Kuşkusuz ; polis bu çok önemli görevleri yerine getiren ve yasaların kendisine tanıdığı yetkileri kullanırken, azami titizliği gösterecektir.Böylece polis–halk ilişkileri karşılıklı güven ve saygıya dayalı olacaktır.Bu şekildeki bir ilişkinin, birlik ve bütünlüğün korunması, toplum hayatının huzur ve güven içerisinde sürdürülmesinde, önemli bir etken olacağı tabiidir.

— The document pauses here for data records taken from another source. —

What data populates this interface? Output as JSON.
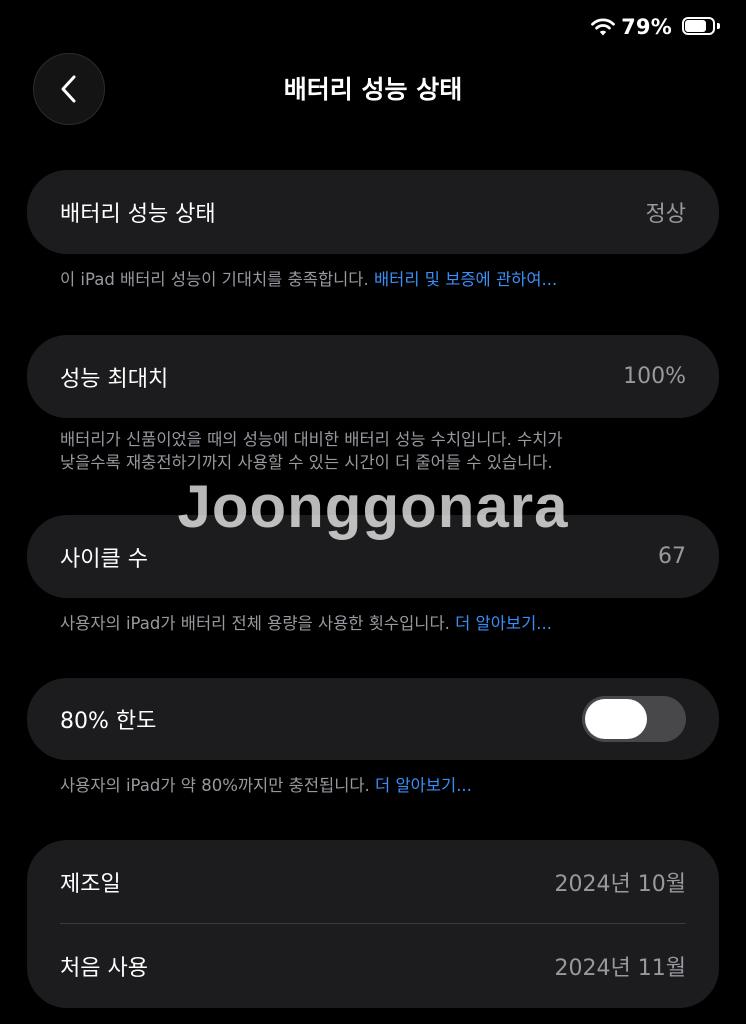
{
  "status_bar": {
    "battery_percent": "79%",
    "battery_level": 0.79,
    "wifi_icon": "wifi-icon",
    "battery_icon": "battery-icon"
  },
  "nav": {
    "back_icon": "chevron-left-icon",
    "title": "배터리 성능 상태"
  },
  "sections": {
    "battery_health": {
      "label": "배터리 성능 상태",
      "value": "정상",
      "footnote": "이 iPad 배터리 성능이 기대치를 충족합니다. ",
      "footnote_link": "배터리 및 보증에 관하여..."
    },
    "max_capacity": {
      "label": "성능 최대치",
      "value": "100%",
      "footnote_line1": "배터리가 신품이었을 때의 성능에 대비한 배터리 성능 수치입니다. 수치가",
      "footnote_line2": "낮을수록 재충전하기까지 사용할 수 있는 시간이 더 줄어들 수 있습니다."
    },
    "cycle_count": {
      "label": "사이클 수",
      "value": "67",
      "footnote": "사용자의 iPad가 배터리 전체 용량을 사용한 횟수입니다. ",
      "footnote_link": "더 알아보기..."
    },
    "limit_80": {
      "label": "80% 한도",
      "toggle_on": false,
      "footnote": "사용자의 iPad가 약 80%까지만 충전됩니다. ",
      "footnote_link": "더 알아보기..."
    },
    "dates": {
      "manufacture_label": "제조일",
      "manufacture_value": "2024년 10월",
      "first_use_label": "처음 사용",
      "first_use_value": "2024년 11월"
    }
  },
  "watermark": "Joonggonara",
  "colors": {
    "background": "#000000",
    "card": "#1c1c1e",
    "secondary_text": "#98989f",
    "link": "#3b8ef7",
    "toggle_track_off": "#48484a"
  }
}
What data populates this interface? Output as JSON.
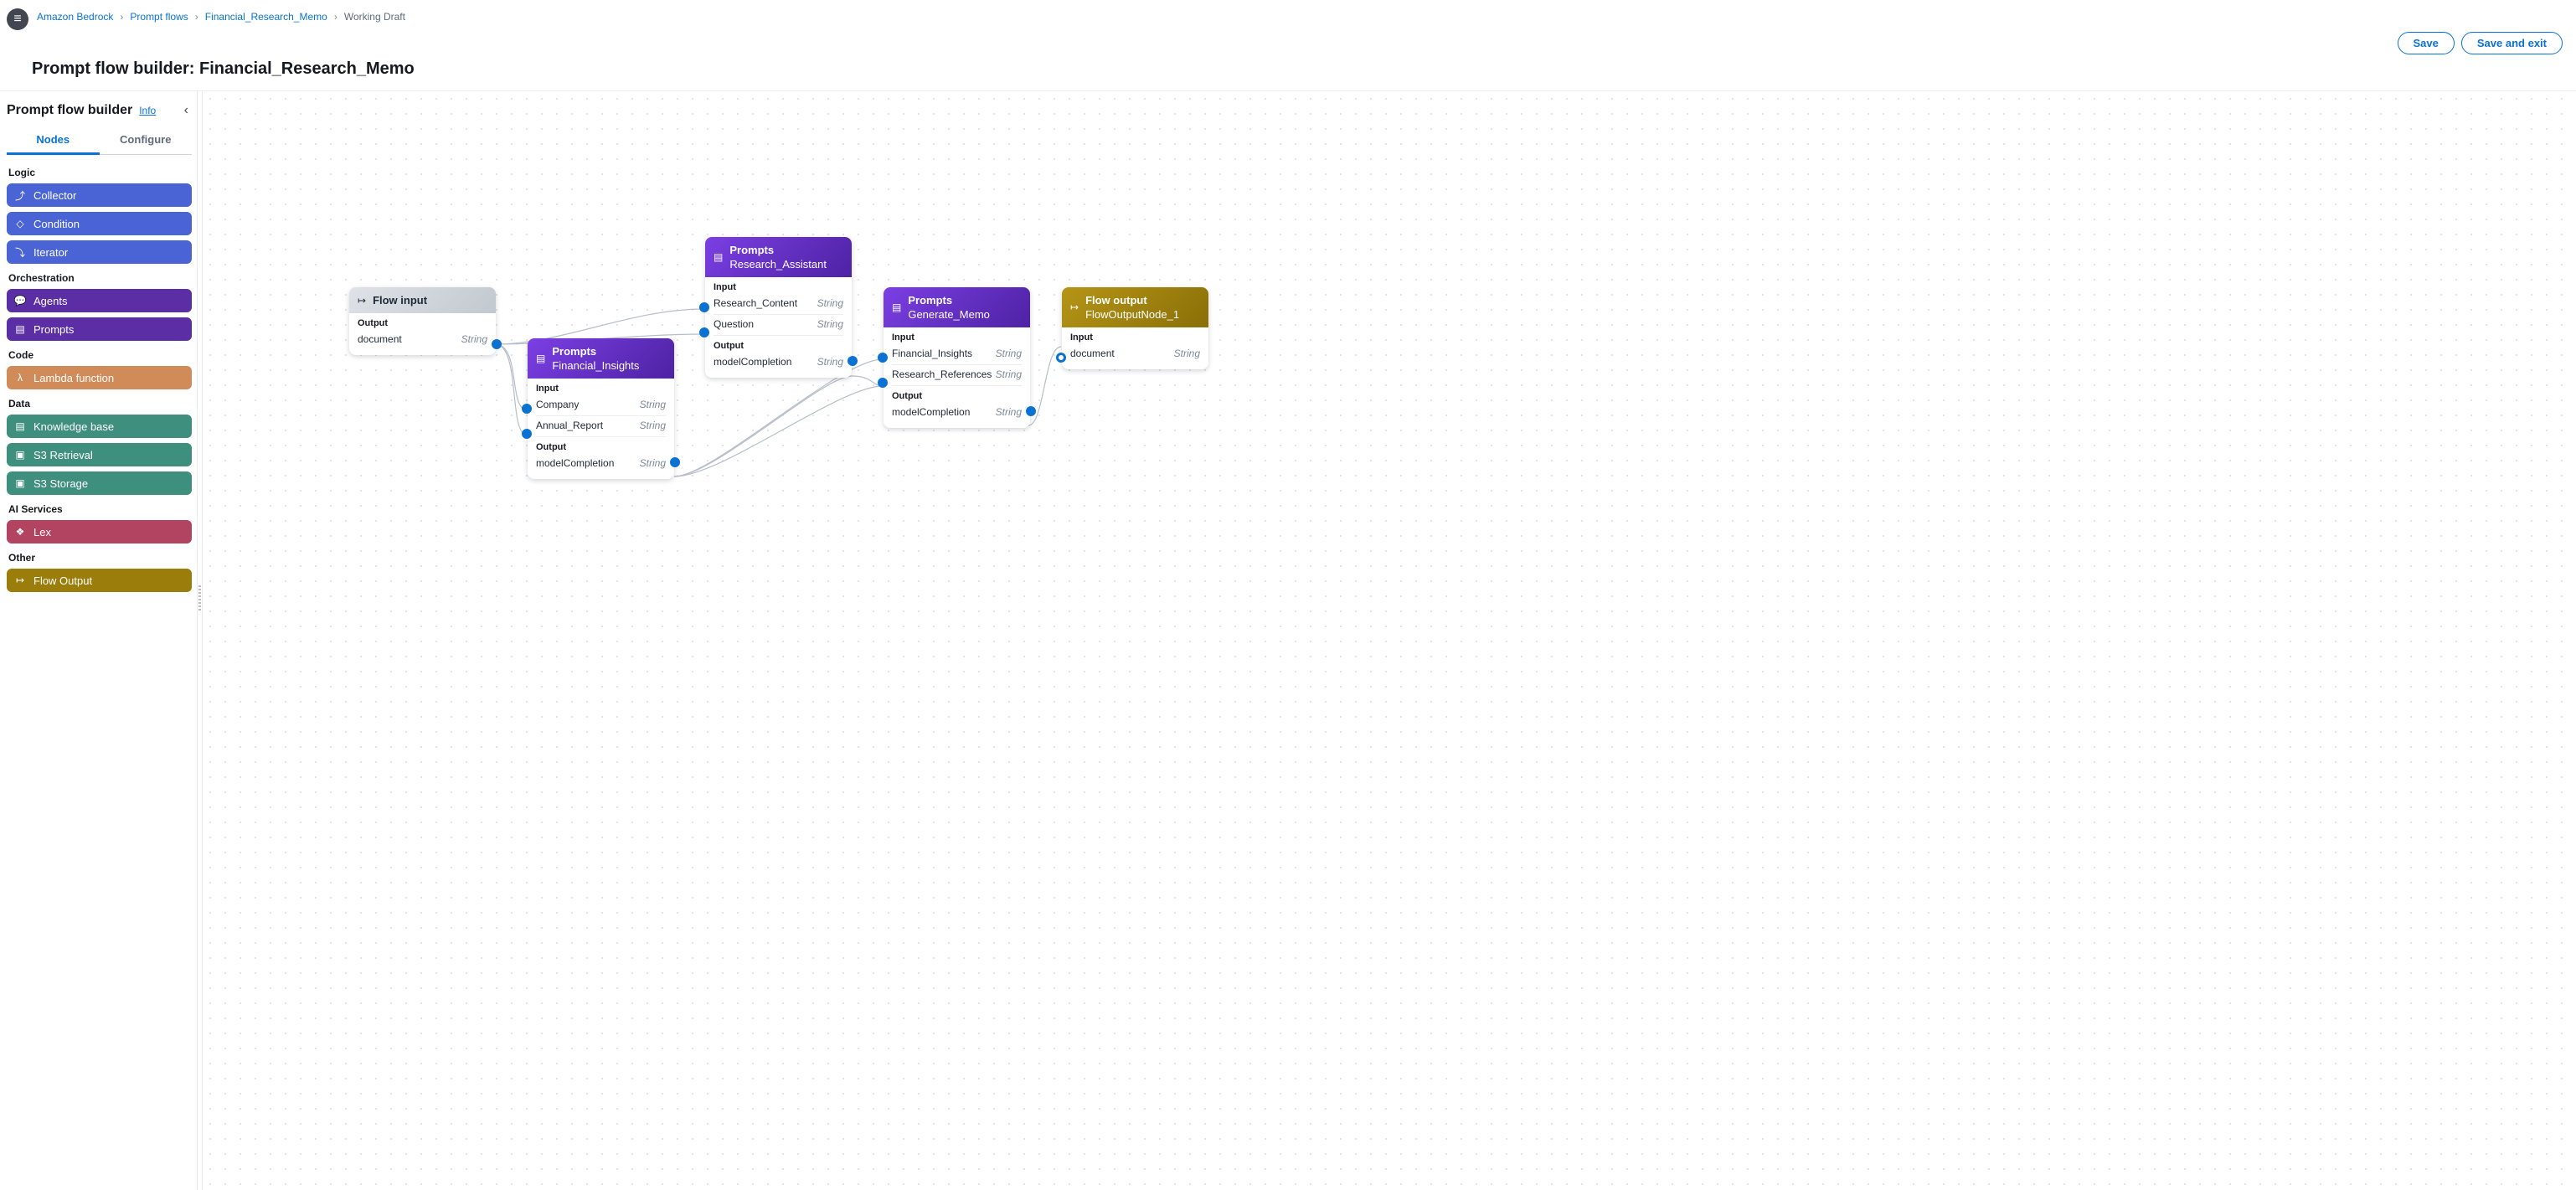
{
  "breadcrumbs": {
    "items": [
      {
        "label": "Amazon Bedrock",
        "link": true
      },
      {
        "label": "Prompt flows",
        "link": true
      },
      {
        "label": "Financial_Research_Memo",
        "link": true
      },
      {
        "label": "Working Draft",
        "link": false
      }
    ]
  },
  "page_title": "Prompt flow builder: Financial_Research_Memo",
  "buttons": {
    "save": "Save",
    "save_exit": "Save and exit"
  },
  "sidebar": {
    "title": "Prompt flow builder",
    "info": "Info",
    "tabs": {
      "nodes": "Nodes",
      "configure": "Configure"
    },
    "groups": [
      {
        "title": "Logic",
        "items": [
          {
            "label": "Collector",
            "palette": "pal-blue",
            "icon": "⤴"
          },
          {
            "label": "Condition",
            "palette": "pal-blue",
            "icon": "◇"
          },
          {
            "label": "Iterator",
            "palette": "pal-blue",
            "icon": "⤵"
          }
        ]
      },
      {
        "title": "Orchestration",
        "items": [
          {
            "label": "Agents",
            "palette": "pal-purple",
            "icon": "💬"
          },
          {
            "label": "Prompts",
            "palette": "pal-purple",
            "icon": "▤"
          }
        ]
      },
      {
        "title": "Code",
        "items": [
          {
            "label": "Lambda function",
            "palette": "pal-orange",
            "icon": "λ"
          }
        ]
      },
      {
        "title": "Data",
        "items": [
          {
            "label": "Knowledge base",
            "palette": "pal-teal",
            "icon": "▤"
          },
          {
            "label": "S3 Retrieval",
            "palette": "pal-teal",
            "icon": "▣"
          },
          {
            "label": "S3 Storage",
            "palette": "pal-teal",
            "icon": "▣"
          }
        ]
      },
      {
        "title": "AI Services",
        "items": [
          {
            "label": "Lex",
            "palette": "pal-pink",
            "icon": "❖"
          }
        ]
      },
      {
        "title": "Other",
        "items": [
          {
            "label": "Flow Output",
            "palette": "pal-olive",
            "icon": "↦"
          }
        ]
      }
    ]
  },
  "canvas": {
    "labels": {
      "input": "Input",
      "output": "Output",
      "string": "String"
    },
    "flow_input": {
      "title": "Flow input",
      "out_name": "document"
    },
    "financial_insights": {
      "type": "Prompts",
      "name": "Financial_Insights",
      "inputs": [
        {
          "name": "Company"
        },
        {
          "name": "Annual_Report"
        }
      ],
      "outputs": [
        {
          "name": "modelCompletion"
        }
      ]
    },
    "research_assistant": {
      "type": "Prompts",
      "name": "Research_Assistant",
      "inputs": [
        {
          "name": "Research_Content"
        },
        {
          "name": "Question"
        }
      ],
      "outputs": [
        {
          "name": "modelCompletion"
        }
      ]
    },
    "generate_memo": {
      "type": "Prompts",
      "name": "Generate_Memo",
      "inputs": [
        {
          "name": "Financial_Insights"
        },
        {
          "name": "Research_References"
        }
      ],
      "outputs": [
        {
          "name": "modelCompletion"
        }
      ]
    },
    "flow_output": {
      "title": "Flow output",
      "name": "FlowOutputNode_1",
      "in_name": "document"
    }
  }
}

Ortadoğu coğrafyasının bu en sorunlu bölgesinde yer alan ülkemizin birlik ve bütünlüğünün huzurunun bozulmasını isteyen ,bunun için gayret sarfeden yasa dışı örgütler , onlara destek veren dış güçler her zaman olmuştur.Bugünde vardır.Öyleyse buna karşı toplum olarak uyanık olmak durumundayız. Kim neyi niçin yapar ? Hedefi nedir? Kim , hangi kirli ellerin maşasıdır.? Düşünmek lazımdır.Terörizm hakkında bilgili olmaya özen gösterilmelidir.

Hemen ifade edelim ki; Erzincan Emniyet müdürlüğünün ilgili birimleri toplumun sözü edilen konularda bilgilendirilmesi için düzenli olarak etkinlikler, toplantılar yapıyor. Biliniyor ki; sistemli bir biçimde şiddet kullanma ,yıldırma, kişilere kurumlara kamu mallarına saldırmak, cinayetler işlemek , patlayıcı ,rehin alma, sabotaj yapmak, provakasyon, terörizmin başvurduğu yöntemlerdir. Geçtiğimiz hafta içinde,İstanbul Çağlayan Adliyesinde görevli savcı Mehmet Selim Kirazın odasında şehit edilmesi ,ardından polise saldırılması ,F.B otobüslü olayı, terörizmin örnekleri olsa gerektir.

Kuşkusuz; kamu düzenini bozmak vatandaşları korkuya ve kuşkuya sevketmek amacını güden hainlerin, polisi, askeri hedef almaları tesadüf değildir. Kirli emellerine ulaşmada, güvenlik birimlerini engel saydıkları bilinen bir gerçektir. Öyleyse bu toplumun bireyleri olarak her birimize düşen görevler olmalıdır. Toplum destekli polisin toplumunun huzur ve güvenliğinin korunmasında daha başarılı olacağını varsaymak yanlış bir görüş olmaz. Bu arada zor bir görevi üstlenmiş olan polis teşkilatı mensuplarının sosyal ve ekonomik bakımdan huzur içinde çalışma ortamının sağlanmasının gerektiği unutulmamalıdır.

Görev şehidi polislere, askerlere , tüm güvenlik mensuplarına Allahtan rahmet diliyorum.